Same things with the lists... I've had bride after bride lately asking about wedding cake toppers because they read it on a list of must haves, along with silver cake cutters, special display pedestals, and all manner of luxurious details that may or may not have any relevance to a couple's day.   

Now, if your topper was handed down from your grandparents, I'm happy to find a way to incorporate it into the cake design, and have done this more than once.  But when you decide to work with a cake artist, often those plastic add-ons clash with the design of the cake and distract from the focal point.

Cake toppers are from another era, when a couple would pick a cake from a book at the local bakery.  When selecting number 38, there was nothing about this design that reflected them and so a topper was a bit of a personalized touch, something to help make this cake their own, and different from the 100's of other weddings Number 38 graced.   

Today, when making the choice to work with a custom wedding cake designer, every detail about the cake reflects the couple, their aesthetic, and their relationship. A well designed wedding cake pulls together the other aesthetic choices from the wedding and becomes art, a center piece that ties the event together.

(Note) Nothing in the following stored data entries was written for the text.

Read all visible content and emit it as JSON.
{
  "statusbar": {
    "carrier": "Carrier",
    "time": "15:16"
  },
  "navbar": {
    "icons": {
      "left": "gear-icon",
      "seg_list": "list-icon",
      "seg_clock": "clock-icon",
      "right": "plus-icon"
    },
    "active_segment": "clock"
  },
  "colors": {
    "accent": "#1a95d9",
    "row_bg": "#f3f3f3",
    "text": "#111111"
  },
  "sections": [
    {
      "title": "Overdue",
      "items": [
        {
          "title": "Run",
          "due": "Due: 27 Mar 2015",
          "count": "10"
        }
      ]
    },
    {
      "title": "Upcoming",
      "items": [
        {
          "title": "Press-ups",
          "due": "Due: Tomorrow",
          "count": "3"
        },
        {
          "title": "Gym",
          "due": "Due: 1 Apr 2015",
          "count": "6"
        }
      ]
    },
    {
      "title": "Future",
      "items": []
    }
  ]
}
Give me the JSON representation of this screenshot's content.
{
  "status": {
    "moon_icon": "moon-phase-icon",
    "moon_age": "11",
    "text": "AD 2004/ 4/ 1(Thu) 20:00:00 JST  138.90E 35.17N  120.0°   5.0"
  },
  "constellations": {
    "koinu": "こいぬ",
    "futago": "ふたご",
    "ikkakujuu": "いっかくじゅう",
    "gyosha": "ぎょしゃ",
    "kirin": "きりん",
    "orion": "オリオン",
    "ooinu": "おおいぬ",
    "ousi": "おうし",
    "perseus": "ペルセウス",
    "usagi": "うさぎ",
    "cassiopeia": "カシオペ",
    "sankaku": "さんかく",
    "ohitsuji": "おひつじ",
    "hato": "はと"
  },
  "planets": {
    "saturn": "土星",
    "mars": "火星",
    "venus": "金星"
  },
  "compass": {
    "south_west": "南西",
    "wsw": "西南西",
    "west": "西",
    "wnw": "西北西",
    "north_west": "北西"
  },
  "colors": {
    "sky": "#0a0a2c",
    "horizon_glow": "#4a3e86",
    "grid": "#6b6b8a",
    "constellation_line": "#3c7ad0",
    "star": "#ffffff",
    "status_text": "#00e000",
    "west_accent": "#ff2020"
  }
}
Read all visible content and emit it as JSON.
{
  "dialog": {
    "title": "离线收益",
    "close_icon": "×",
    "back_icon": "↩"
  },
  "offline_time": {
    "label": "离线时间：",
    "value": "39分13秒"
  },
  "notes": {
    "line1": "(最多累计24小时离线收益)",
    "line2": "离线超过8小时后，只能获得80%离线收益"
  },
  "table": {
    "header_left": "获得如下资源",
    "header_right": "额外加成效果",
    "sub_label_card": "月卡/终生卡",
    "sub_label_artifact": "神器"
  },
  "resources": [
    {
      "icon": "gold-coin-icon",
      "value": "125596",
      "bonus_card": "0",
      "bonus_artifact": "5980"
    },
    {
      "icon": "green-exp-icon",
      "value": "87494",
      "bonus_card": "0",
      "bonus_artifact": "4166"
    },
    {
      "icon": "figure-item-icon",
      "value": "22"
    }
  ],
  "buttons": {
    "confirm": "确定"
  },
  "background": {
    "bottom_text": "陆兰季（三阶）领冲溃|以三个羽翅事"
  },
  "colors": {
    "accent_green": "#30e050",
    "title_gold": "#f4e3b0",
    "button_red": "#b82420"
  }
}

So, what I want to do is give permission to all the brides and grooms to take in and then promptly ignore ALL the well meaning advice. Those lists and forms can be incredibly helpful, but not if you're feeling captive to them. Think of them as a bunch of things to consider, as questions to you and not demands. When one rings important, then you pursue it. If it doesn't, you have my permission to promptly ignore it. The happiness of your life together as a married couple will not be lessened if you don't have silver plated monogrammed cake cutting instruments that you may never use again. 

Following tradition just because its been done is meaningless. Follow those that hold meaning for you, ignore the rest. (Every wedding I went to when I was a child played Celebration and The Chicken Dance.  Is that what you want?)  What you'll end up with is a wedding that is truly your own, a highly personal experience that may at times shock some of your guests, but will instead give them their own permission to follow their heart when it comes to following the beaten path.